Un exemple concret. Une campagne LinkedIn génère 100 soumissions de Lead Gen Form. Synchronisées dans Salesforce en tant que Campaign Members, enrichies pour que le routage fonctionne, 18 deviennent des Leads qualifiés, 6 deviennent des Opportunities, 2 se concluent pour un total de 40 000 de revenu. Vous pouvez maintenant mettre un vrai coût par opportunité et un vrai retour à côté de cette campagne, aux côtés de toutes les autres sources dans le même rapport de pipeline. C’est le chiffre qui justifie le mois de dépense suivant, et vous ne pouvez pas le produire depuis le Campaign Manager seul.
Erreurs de configuration courantes à éviter
La plupart des pipelines publicitaires LinkedIn-vers-Salesforce échouent des mêmes quelques façons. Chacune est invisible jusqu’à ce que vous tentiez de reporter ou de router, moment où vous avez déjà payé les leads.
- Pas de lien Campaign. Synchroniser le lead en simple Lead, sans Campaign Salesforce ni Campaign Member, signifie que l’attribution s’arrête au clic. Vous avez dépensé l’argent et ne pouvez pas prouver ce qu’il a rapporté.
- Ignorer les champs cachés. Sans un identifiant caché de campagne ou de source, l’attribution dépend de quelqu’un qui nomme les campagnes de façon constante à la main, ce qui ne tient jamais.
- Pas de décision de dédoublonnage. Laisser sans réponse la question du rapprochement avec un enregistrement existant éclate l’historique d’un acheteur entre un Lead payant et le Contact que vous possédiez déjà, et pollue vos chiffres.
- Pas d’enrichissement. Laisser passer l’e-mail personnel sans enrichissement casse le routage, le rapprochement de compte et le scoring, le problème traité plus haut.
- Pas de surveillance de la connexion. Configurer la synchronisation et l’oublier signifie qu’une coupure silencieuse peut vous coûter une semaine de leads avant que quiconque ne le remarque.
Réussissez ces cinq à la configuration, et le pipeline LinkedIn Ads vers Salesforce tourne comme une source de revenu discrète et mesurable, au lieu d’une corvée de CSV à laquelle personne ne fait confiance. Pour compléter le dispositif, les conversations que ces leads ont sur LinkedIn ont aussi leur place dans le CRM : voyez comment synchroniser les messages LinkedIn avec Salesforce.

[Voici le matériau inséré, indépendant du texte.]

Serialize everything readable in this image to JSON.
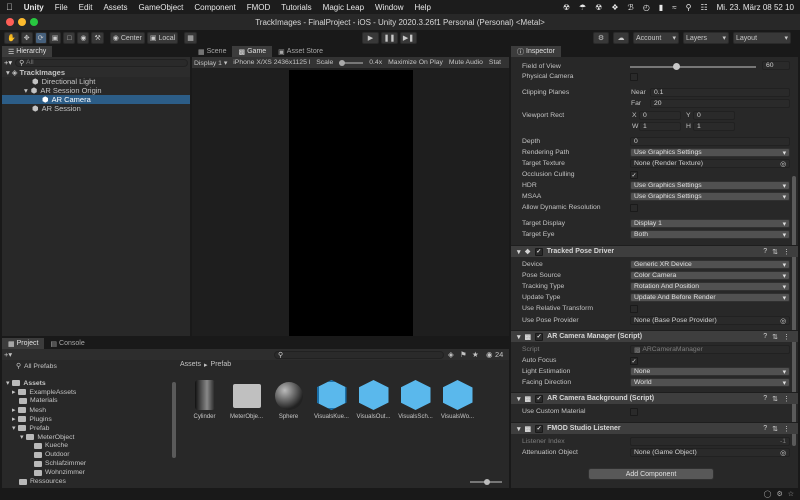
{
  "menubar": {
    "app": "Unity",
    "items": [
      "File",
      "Edit",
      "Assets",
      "GameObject",
      "Component",
      "FMOD",
      "Tutorials",
      "Magic Leap",
      "Window",
      "Help"
    ],
    "clock": "Mi. 23. März  08 52 10"
  },
  "window": {
    "title": "TrackImages - FinalProject - iOS - Unity 2020.3.26f1 Personal (Personal) <Metal>"
  },
  "toolbar": {
    "center": "Center",
    "local": "Local",
    "account": "Account",
    "layers": "Layers",
    "layout": "Layout"
  },
  "hierarchy": {
    "tab": "Hierarchy",
    "search": "All",
    "scene": "TrackImages",
    "items": [
      "Directional Light",
      "AR Session Origin",
      "AR Camera",
      "AR Session"
    ]
  },
  "scene_tabs": {
    "scene": "Scene",
    "game": "Game",
    "store": "Asset Store"
  },
  "game_bar": {
    "display": "Display 1",
    "resolution": "iPhone X/XS 2436x1125 l",
    "scale_label": "Scale",
    "scale": "0.4x",
    "maximize": "Maximize On Play",
    "mute": "Mute Audio",
    "stats": "Stat"
  },
  "project": {
    "tab_project": "Project",
    "tab_console": "Console",
    "all_prefabs": "All Prefabs",
    "count": "24",
    "breadcrumb": [
      "Assets",
      "Prefab"
    ],
    "tree": [
      "Assets",
      "ExampleAssets",
      "Materials",
      "Mesh",
      "Plugins",
      "Prefab",
      "MeterObject",
      "Kueche",
      "Outdoor",
      "Schlafzimmer",
      "Wohnzimmer",
      "Ressources"
    ],
    "assets": [
      "Cylinder",
      "MeterObje...",
      "Sphere",
      "VisualsKue...",
      "VisualsOut...",
      "VisualsSch...",
      "VisualsWo..."
    ]
  },
  "inspector": {
    "tab": "Inspector",
    "camera": {
      "fov_label": "Field of View",
      "fov": "60",
      "physical": "Physical Camera",
      "clipping": "Clipping Planes",
      "near_label": "Near",
      "near": "0.1",
      "far_label": "Far",
      "far": "20",
      "viewport": "Viewport Rect",
      "x_label": "X",
      "x": "0",
      "y_label": "Y",
      "y": "0",
      "w_label": "W",
      "w": "1",
      "h_label": "H",
      "h": "1",
      "depth_label": "Depth",
      "depth": "0",
      "rendering_path": "Rendering Path",
      "rendering_path_val": "Use Graphics Settings",
      "target_texture": "Target Texture",
      "target_texture_val": "None (Render Texture)",
      "occlusion": "Occlusion Culling",
      "hdr": "HDR",
      "hdr_val": "Use Graphics Settings",
      "msaa": "MSAA",
      "msaa_val": "Use Graphics Settings",
      "dyn_res": "Allow Dynamic Resolution",
      "target_display": "Target Display",
      "target_display_val": "Display 1",
      "target_eye": "Target Eye",
      "target_eye_val": "Both"
    },
    "tpd": {
      "title": "Tracked Pose Driver",
      "device": "Device",
      "device_val": "Generic XR Device",
      "pose_source": "Pose Source",
      "pose_source_val": "Color Camera",
      "tracking_type": "Tracking Type",
      "tracking_type_val": "Rotation And Position",
      "update_type": "Update Type",
      "update_type_val": "Update And Before Render",
      "relative": "Use Relative Transform",
      "provider": "Use Pose Provider",
      "provider_val": "None (Base Pose Provider)"
    },
    "arcm": {
      "title": "AR Camera Manager (Script)",
      "script": "Script",
      "script_val": "ARCameraManager",
      "autofocus": "Auto Focus",
      "light": "Light Estimation",
      "light_val": "None",
      "facing": "Facing Direction",
      "facing_val": "World"
    },
    "arcb": {
      "title": "AR Camera Background (Script)",
      "custom_mat": "Use Custom Material"
    },
    "fmod": {
      "title": "FMOD Studio Listener",
      "listener": "Listener Index",
      "listener_val": "-1",
      "attenuation": "Attenuation Object",
      "attenuation_val": "None (Game Object)"
    },
    "add_component": "Add Component"
  },
  "colors": {
    "accent": "#2c5d87",
    "bg": "#282828",
    "header": "#3e3e3e"
  }
}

Prêt à corriger ton processus outbound ?
Les leads des LinkedIn Lead Gen Forms sont-ils enrichis ?
Non. Le formulaire capture l’e-mail que le membre a utilisé, souvent personnel, sans données firmographiques. Ajoutez une étape d’enrichissement pour attacher l’e-mail professionnel et les données d’entreprise, sinon le routage, le rapprochement de compte et le scoring ratent tous leur cible.
La synchronisation des leads LinkedIn vers Salesforce est-elle en temps réel ?
Elle est en quasi temps réel. Les soumissions arrivent dans Salesforce dans les instants qui suivent la complétion du formulaire, ce qui est tout l’intérêt : travailler le lead tant que l’intention est forte.
Le lead LinkedIn doit-il devenir un Lead Salesforce ou un Campaign Member ?
Les deux. La synchronisation native crée un Lead. Associez ce Lead à une Campaign Salesforce en tant que Campaign Member pour pouvoir faire remonter la campagne au pipeline et au revenu plus tard. Sans le lien Campaign, l’attribution s’arrête au clic.
Puis-je connecter LinkedIn Ads à Salesforce sans outil tiers ?
Oui, pour la synchronisation elle-même. Le Lead Sync natif de LinkedIn déplace seul les soumissions de Lead Gen Form dans Salesforce. Là où un outil aide, c’est l’enrichissement : la synchronisation native transmet l’e-mail que le membre a utilisé, souvent personnel, si bien qu’ajouter un e-mail professionnel et des données firmographiques est la seule tâche que le connecteur natif laisse à autre chose.